Конец Бодлера

Конец Бодлера

Да разве перечесть эти поэтические формы, если все, о чем Бодлер говорил (а говорил он всей душой), подано им в виде символа, всегда такого материального, такого ошеломляющего, в столь малой степени отвлеченного и при этом использующего самые выразительные, самые употребительные и дышащие достоинством слова?

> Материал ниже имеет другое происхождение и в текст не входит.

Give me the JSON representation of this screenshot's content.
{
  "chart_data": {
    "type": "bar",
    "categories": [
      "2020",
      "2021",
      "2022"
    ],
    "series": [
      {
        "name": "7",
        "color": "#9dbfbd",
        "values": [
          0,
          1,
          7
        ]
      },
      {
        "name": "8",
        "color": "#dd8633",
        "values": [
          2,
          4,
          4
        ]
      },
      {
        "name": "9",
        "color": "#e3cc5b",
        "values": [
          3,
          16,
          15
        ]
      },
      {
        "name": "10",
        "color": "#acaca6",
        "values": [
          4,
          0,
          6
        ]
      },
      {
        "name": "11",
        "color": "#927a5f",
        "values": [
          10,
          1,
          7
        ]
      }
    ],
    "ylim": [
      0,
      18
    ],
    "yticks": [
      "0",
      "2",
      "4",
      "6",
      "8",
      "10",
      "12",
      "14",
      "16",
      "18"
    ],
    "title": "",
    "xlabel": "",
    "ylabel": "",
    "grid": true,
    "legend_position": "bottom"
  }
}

Бунтарей исповедник, отверженных друг…

Зажигающий смертнику мужеством взор —

Не казнимым, но тем, кто казнит, на позор…{102}

А вот о смерти:

Смерть — ты гостиница, что нам сдана заране,

Где всех усталых ждет и ложе и обед!

<…>

Ты оправляешь одр нагим, как добрый гений;

Святая житница, ты всех равно сберешь;

Отчизна древняя и портик ты чудесный,

Ведущий бедняка туда, в простор небесный!{103}

А вот о трубке:

Я раскаляюсь, как печурка…{104}

А его женщины, его вёсны с их ароматом, его утра с летящей со свалок пылью, его города, пробуравленные ходами, как муравейники, его сулящие целые миры «Голоса» — и те, что доносятся из книжного шкафа, и те, что несутся впереди корабля, и те, что возвещают: «Жизнь — это сладкий мед, и все в ней — благодать»{105} или призывают:

Сюда! В любую пору

Здесь собирают плод и отжимают сок{106}.

Вспомни, им найдены все истинные современные поэтические цвета, и пусть они не доведены до совершенства, но прелестны, особенно розовые с примесью голубого, золотого или зеленого:

Ты вся — как розовый осенний небосклон…{107}

Вечер на балконе, розоватый дым…{108}

Найти: «усыпанные голубым», «дымка» и все вечера, в описаниях которых присутствует розовый цвет.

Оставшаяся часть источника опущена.